#import "../../shared/macros.typ": *


= Future Extensions <sec:entity-aware>

This project currently establishes oracle supervision for egocentric NBV and a
learned candidate scorer baseline. The following extensions are enabled by the
existing pipeline and represent the main research and engineering directions we have identified.

== Toward Entity-Aware NBV <sec:toward-entity-aware>

ASE provides object-level annotations and EVL predicts 3D OBBs, enabling
task-driven NBV. Instead of optimizing only scene-level reconstruction quality,
we can optimize a weighted combination of global and entity-specific
improvement:

#block[#align(center)[#eqs.entity.objective]]

Here, $(#(symb.entity.w) _e)$ encodes entity importance (user- or task-defined),
and #symb.entity.lambda_scene trades off between entity-centric and global
quality.

*How to define the entity-specific term.* A practical definition reuses the
existing oracle and changes only the *evaluation subset*:

- *OBB-cropped mesh + points:* define an entity region from a GT OBB (or EVL
  prediction), crop #symb.ase.mesh and filter both the current semidense points
  $#(symb.ase.points_semi) _t$ and candidate points #symb.oracle.points_q to that
  region (plus a margin), then compute $#(symb.oracle.rri) _e(q)$ with the same
  point #sym.arrow.l.r mesh evaluation.
- *OBB surface proxy:* approximate the entity surface by sampling points on the
  OBB (or an OBB-derived SDF shell) and compute a completeness-style proxy that
  rewards observing previously missing regions of that proxy surface.
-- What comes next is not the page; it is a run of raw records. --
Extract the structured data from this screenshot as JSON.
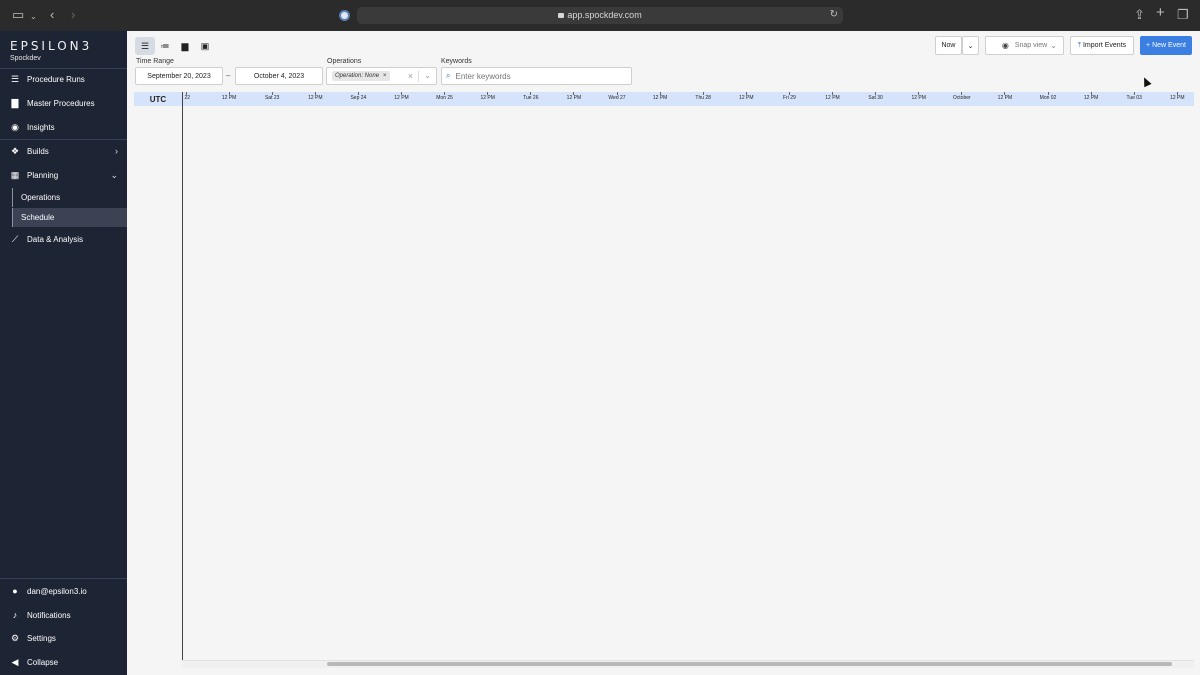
{
  "browser": {
    "url": "app.spockdev.com"
  },
  "sidebar": {
    "logo": "EPSILON3",
    "org": "Spockdev",
    "items": [
      {
        "label": "Procedure Runs",
        "icon": "list-icon"
      },
      {
        "label": "Master Procedures",
        "icon": "document-icon"
      },
      {
        "label": "Insights",
        "icon": "eye-icon"
      },
      {
        "label": "Builds",
        "icon": "cubes-icon"
      },
      {
        "label": "Planning",
        "icon": "calendar-icon"
      },
      {
        "label": "Data & Analysis",
        "icon": "chart-line-icon"
      }
    ],
    "planning_sub": [
      {
        "label": "Operations"
      },
      {
        "label": "Schedule"
      }
    ],
    "footer": [
      {
        "label": "dan@epsilon3.io",
        "icon": "user-icon"
      },
      {
        "label": "Notifications",
        "icon": "bell-icon"
      },
      {
        "label": "Settings",
        "icon": "gear-icon"
      },
      {
        "label": "Collapse",
        "icon": "collapse-icon"
      }
    ]
  },
  "toolbar": {
    "time_range_label": "Time Range",
    "start_date": "September 20, 2023",
    "end_date": "October 4, 2023",
    "operations_label": "Operations",
    "operation_chip": "Operation: None",
    "keywords_label": "Keywords",
    "keywords_placeholder": "Enter keywords",
    "now_label": "Now",
    "snap_view_label": "Snap view",
    "import_label": "Import Events",
    "new_event_label": "+ New Event"
  },
  "timeline": {
    "timezone": "UTC",
    "ticks": [
      "i 22",
      "12 PM",
      "Sat 23",
      "12 PM",
      "Sep 24",
      "12 PM",
      "Mon 25",
      "12 PM",
      "Tue 26",
      "12 PM",
      "Wed 27",
      "12 PM",
      "Thu 28",
      "12 PM",
      "Fri 29",
      "12 PM",
      "Sat 30",
      "12 PM",
      "October",
      "12 PM",
      "Mon 02",
      "12 PM",
      "Tue 03",
      "12 PM"
    ]
  },
  "colors": {
    "sidebar_bg": "#1d2433",
    "accent": "#3b7fe3",
    "timeline_header": "#d6e4fb"
  }
}
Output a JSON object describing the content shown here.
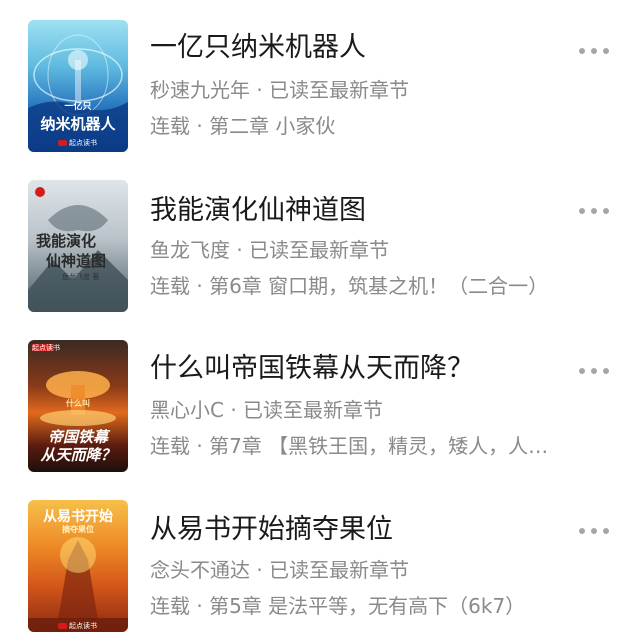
{
  "books": [
    {
      "title": "一亿只纳米机器人",
      "author_status": "秒速九光年 · 已读至最新章节",
      "progress": "连载 · 第二章 小家伙",
      "cover": {
        "small_text": "一亿只",
        "main_text": "纳米机器人",
        "publisher": "起点读书"
      }
    },
    {
      "title": "我能演化仙神道图",
      "author_status": "鱼龙飞度 · 已读至最新章节",
      "progress": "连载 · 第6章 窗口期，筑基之机！（二合一）",
      "cover": {
        "line1": "我能演化",
        "line2": "仙神道图",
        "author": "鱼龙飞度 著"
      }
    },
    {
      "title": "什么叫帝国铁幕从天而降？",
      "author_status": "黑心小C · 已读至最新章节",
      "progress": "连载 · 第7章 【黑铁王国，精灵，矮人，人…",
      "cover": {
        "small_text": "什么叫",
        "line1": "帝国铁幕",
        "line2": "从天而降？",
        "publisher": "起点读书"
      }
    },
    {
      "title": "从易书开始摘夺果位",
      "author_status": "念头不通达 · 已读至最新章节",
      "progress": "连载 · 第5章 是法平等，无有高下（6k7）",
      "cover": {
        "main_text": "从易书开始",
        "sub_text": "摘夺果位",
        "publisher": "起点读书"
      }
    }
  ],
  "more_icon": "ellipsis-icon",
  "colors": {
    "title": "#1a1a1a",
    "meta": "#8a8a8a",
    "more": "#a6a6a6",
    "brand_red": "#d41c1c"
  }
}
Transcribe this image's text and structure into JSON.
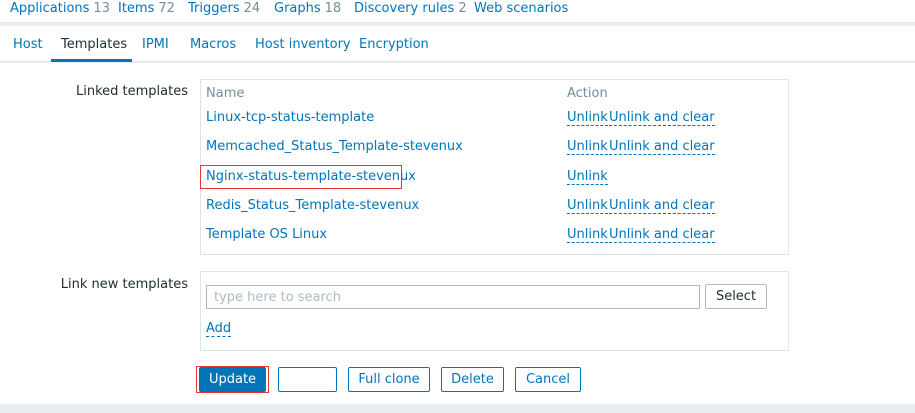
{
  "topnav": {
    "items": [
      {
        "label": "Applications",
        "count": "13"
      },
      {
        "label": "Items",
        "count": "72"
      },
      {
        "label": "Triggers",
        "count": "24"
      },
      {
        "label": "Graphs",
        "count": "18"
      },
      {
        "label": "Discovery rules",
        "count": "2"
      },
      {
        "label": "Web scenarios",
        "count": ""
      }
    ]
  },
  "tabs": [
    {
      "label": "Host"
    },
    {
      "label": "Templates"
    },
    {
      "label": "IPMI"
    },
    {
      "label": "Macros"
    },
    {
      "label": "Host inventory"
    },
    {
      "label": "Encryption"
    }
  ],
  "linked_templates": {
    "label": "Linked templates",
    "col_name": "Name",
    "col_action": "Action",
    "rows": [
      {
        "name": "Linux-tcp-status-template",
        "unlink": "Unlink",
        "unlink_clear": "Unlink and clear"
      },
      {
        "name": "Memcached_Status_Template-stevenux",
        "unlink": "Unlink",
        "unlink_clear": "Unlink and clear"
      },
      {
        "name": "Nginx-status-template-stevenux",
        "unlink": "Unlink",
        "unlink_clear": ""
      },
      {
        "name": "Redis_Status_Template-stevenux",
        "unlink": "Unlink",
        "unlink_clear": "Unlink and clear"
      },
      {
        "name": "Template OS Linux",
        "unlink": "Unlink",
        "unlink_clear": "Unlink and clear"
      }
    ]
  },
  "link_new": {
    "label": "Link new templates",
    "search_placeholder": "type here to search",
    "select_label": "Select",
    "add_label": "Add"
  },
  "buttons": {
    "update": "Update",
    "clone": "",
    "full_clone": "Full clone",
    "delete": "Delete",
    "cancel": "Cancel"
  },
  "colors": {
    "link": "#0275b8",
    "highlight": "#e33734"
  }
}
== Scaling supervision and data products

Oracle labels are expensive; scaling coverage is the primary lever for stronger
training and more reliable conclusions.

- Address dataset constraints explicitly: each ASE scene provides only one
  prerecorded trajectory (no arbitrary novel viewpoints), GT meshes are limited
  to a subset of scenes, and beyond that we must rely on pseudo-GT or reduced
- Extend the immutable VIN offline store to cover the full mesh-supervised ASE subset.
- While the number of scenes with GT meshes is limited to 4608 (of which we have been using 19.2%), we can increase variability by:
  - Choosing subsequences of the pre-recorded trajectories
  - Generating multiple candidate sets per snippet and altering the candidate
    sampling strategy (e.g., more diverse orientations, wider spatial coverage, allow backward-facing views, roll jitter, ...)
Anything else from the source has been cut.